In recent years , evaluation quality has improved but evaluation directors still lament the limited use of evaluation results. This presentation considers one of the main reasons this gap persists; our collective failure to read the organisational environment and influence key decision makers.

Description

We don't know how much taxpayer funding goes to the evaluation of international development and humanitarian evaluation, but it is comfortably over US$100 million a year. Some of this investment is wasted but we don't know how much; 20%, 30%? In any scenario, it’s millions of USD/GBP.

We’ve been asking for a long time why some evaluations catalyse change while others gather dust on the shelf. In response, in the last 25 years we have made real progress in the professionalisation of evaluation including the development of norms, standards, methods, ethics and in the communication of results. We’ve become better at engaging stakeholders before we complete evaluation reports.

Overall, evaluation quality has gone up. Why then, do evaluation directors still lament the limited uptake of evaluation results by their organisations and the managers most concerned?

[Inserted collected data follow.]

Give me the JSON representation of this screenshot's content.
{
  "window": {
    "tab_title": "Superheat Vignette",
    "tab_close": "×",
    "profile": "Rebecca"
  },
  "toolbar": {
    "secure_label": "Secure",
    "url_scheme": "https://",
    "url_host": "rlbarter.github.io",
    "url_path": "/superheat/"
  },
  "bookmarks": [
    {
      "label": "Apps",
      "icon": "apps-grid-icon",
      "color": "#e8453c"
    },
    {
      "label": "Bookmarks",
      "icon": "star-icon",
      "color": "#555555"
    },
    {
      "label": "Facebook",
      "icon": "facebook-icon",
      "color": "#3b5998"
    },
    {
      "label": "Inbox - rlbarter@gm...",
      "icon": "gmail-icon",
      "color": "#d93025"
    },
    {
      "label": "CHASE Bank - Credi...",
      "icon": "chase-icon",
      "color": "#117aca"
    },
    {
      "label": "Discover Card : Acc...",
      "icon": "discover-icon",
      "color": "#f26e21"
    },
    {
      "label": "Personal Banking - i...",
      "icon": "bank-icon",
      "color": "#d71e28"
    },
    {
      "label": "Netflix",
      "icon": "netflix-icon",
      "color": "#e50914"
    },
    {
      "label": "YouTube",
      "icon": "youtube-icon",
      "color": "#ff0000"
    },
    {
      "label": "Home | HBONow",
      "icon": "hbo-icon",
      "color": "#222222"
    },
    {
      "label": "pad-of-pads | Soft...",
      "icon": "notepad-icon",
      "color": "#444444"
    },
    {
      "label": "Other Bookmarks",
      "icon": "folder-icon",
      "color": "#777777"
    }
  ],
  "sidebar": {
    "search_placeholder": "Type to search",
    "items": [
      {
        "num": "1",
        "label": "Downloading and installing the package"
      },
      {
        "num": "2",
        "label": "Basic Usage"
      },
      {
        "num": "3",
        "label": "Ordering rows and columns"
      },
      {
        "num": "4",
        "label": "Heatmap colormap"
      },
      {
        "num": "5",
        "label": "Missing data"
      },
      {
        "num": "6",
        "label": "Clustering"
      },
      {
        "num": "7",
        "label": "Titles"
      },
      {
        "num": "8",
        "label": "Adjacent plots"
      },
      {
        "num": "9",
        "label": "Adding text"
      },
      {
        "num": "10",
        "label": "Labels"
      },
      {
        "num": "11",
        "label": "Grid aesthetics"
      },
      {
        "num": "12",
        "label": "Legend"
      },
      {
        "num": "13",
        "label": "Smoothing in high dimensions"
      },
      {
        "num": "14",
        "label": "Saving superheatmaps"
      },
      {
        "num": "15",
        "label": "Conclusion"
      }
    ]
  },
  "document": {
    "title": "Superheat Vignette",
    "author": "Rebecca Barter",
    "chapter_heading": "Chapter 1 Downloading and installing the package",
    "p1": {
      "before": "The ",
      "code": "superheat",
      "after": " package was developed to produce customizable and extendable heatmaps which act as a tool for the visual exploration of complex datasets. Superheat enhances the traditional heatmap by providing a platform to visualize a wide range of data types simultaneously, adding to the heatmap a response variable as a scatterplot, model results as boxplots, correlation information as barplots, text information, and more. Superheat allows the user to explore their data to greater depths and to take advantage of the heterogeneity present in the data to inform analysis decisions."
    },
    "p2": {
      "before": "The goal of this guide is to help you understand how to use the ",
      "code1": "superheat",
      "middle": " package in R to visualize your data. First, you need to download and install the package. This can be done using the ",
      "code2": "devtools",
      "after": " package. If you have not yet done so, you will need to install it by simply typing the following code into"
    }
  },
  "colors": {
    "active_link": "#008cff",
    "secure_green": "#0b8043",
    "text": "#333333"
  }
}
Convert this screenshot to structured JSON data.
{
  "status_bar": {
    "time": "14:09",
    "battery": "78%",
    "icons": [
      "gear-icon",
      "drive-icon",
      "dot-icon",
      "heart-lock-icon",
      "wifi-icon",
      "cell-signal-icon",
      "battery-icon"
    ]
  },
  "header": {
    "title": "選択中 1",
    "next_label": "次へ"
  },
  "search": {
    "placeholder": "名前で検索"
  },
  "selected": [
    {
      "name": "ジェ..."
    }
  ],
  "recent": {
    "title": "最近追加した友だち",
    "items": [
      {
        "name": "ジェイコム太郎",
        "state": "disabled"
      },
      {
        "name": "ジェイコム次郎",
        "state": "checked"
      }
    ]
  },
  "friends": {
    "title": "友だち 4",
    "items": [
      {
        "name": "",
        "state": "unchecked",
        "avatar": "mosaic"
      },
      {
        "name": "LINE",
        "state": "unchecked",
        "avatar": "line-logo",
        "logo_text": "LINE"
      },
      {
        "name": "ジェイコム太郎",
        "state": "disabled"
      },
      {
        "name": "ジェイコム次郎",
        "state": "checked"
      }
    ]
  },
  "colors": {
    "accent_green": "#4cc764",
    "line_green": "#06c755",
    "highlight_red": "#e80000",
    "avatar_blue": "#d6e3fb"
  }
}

It appears that the gap between technically sound evaluation and genuine uptake of evaluation results remains frustratingly wide.

In this brief presentation, we will talk about one of the main reasons this gap persists; our collective failure to properly read the political and organisational environment around each evaluation and to influence the key individuals who decide if and how evaluation results are used.

Certainly, this requires skill and because we cannot control the outcome of these interactions, which means there are no guarantees of success. However, we can learn from experience.

In this session, we will cover a few key points concerning how to influence, using practical examples:

• Why high quality in evaluation takes away reasons for not using evaluations but, by itself, cannot not drive utilisation.

• The importance of shaping organisational connections and fitting evaluations into organisational decision-making

• Understanding managers perspectives; how evaluations interact with clients’ decision-making in light of the incentives, opportunities and risks they see in evaluation

• Building trust and credibility in the evaluation with clients through listening, impartiality and competence

• Allowing stakeholders to debate results and agree actions in the evaluation while maintaining the integrity of the evaluation process.

• Closing out the evaluation; managing the critical, high-risk transition from evaluation completion to organisational action

Some evaluation directors still think that influencing is not the business of evaluators and evaluation managers: ‘Deliver good evaluations and leave the rest to management’, they say. This presentation will discuss why this is a mistake and why learning how to influence the environment around any evaluation is critical to delivering on the conference theme of ‘Bridging the Bap: Evaluation into Action’.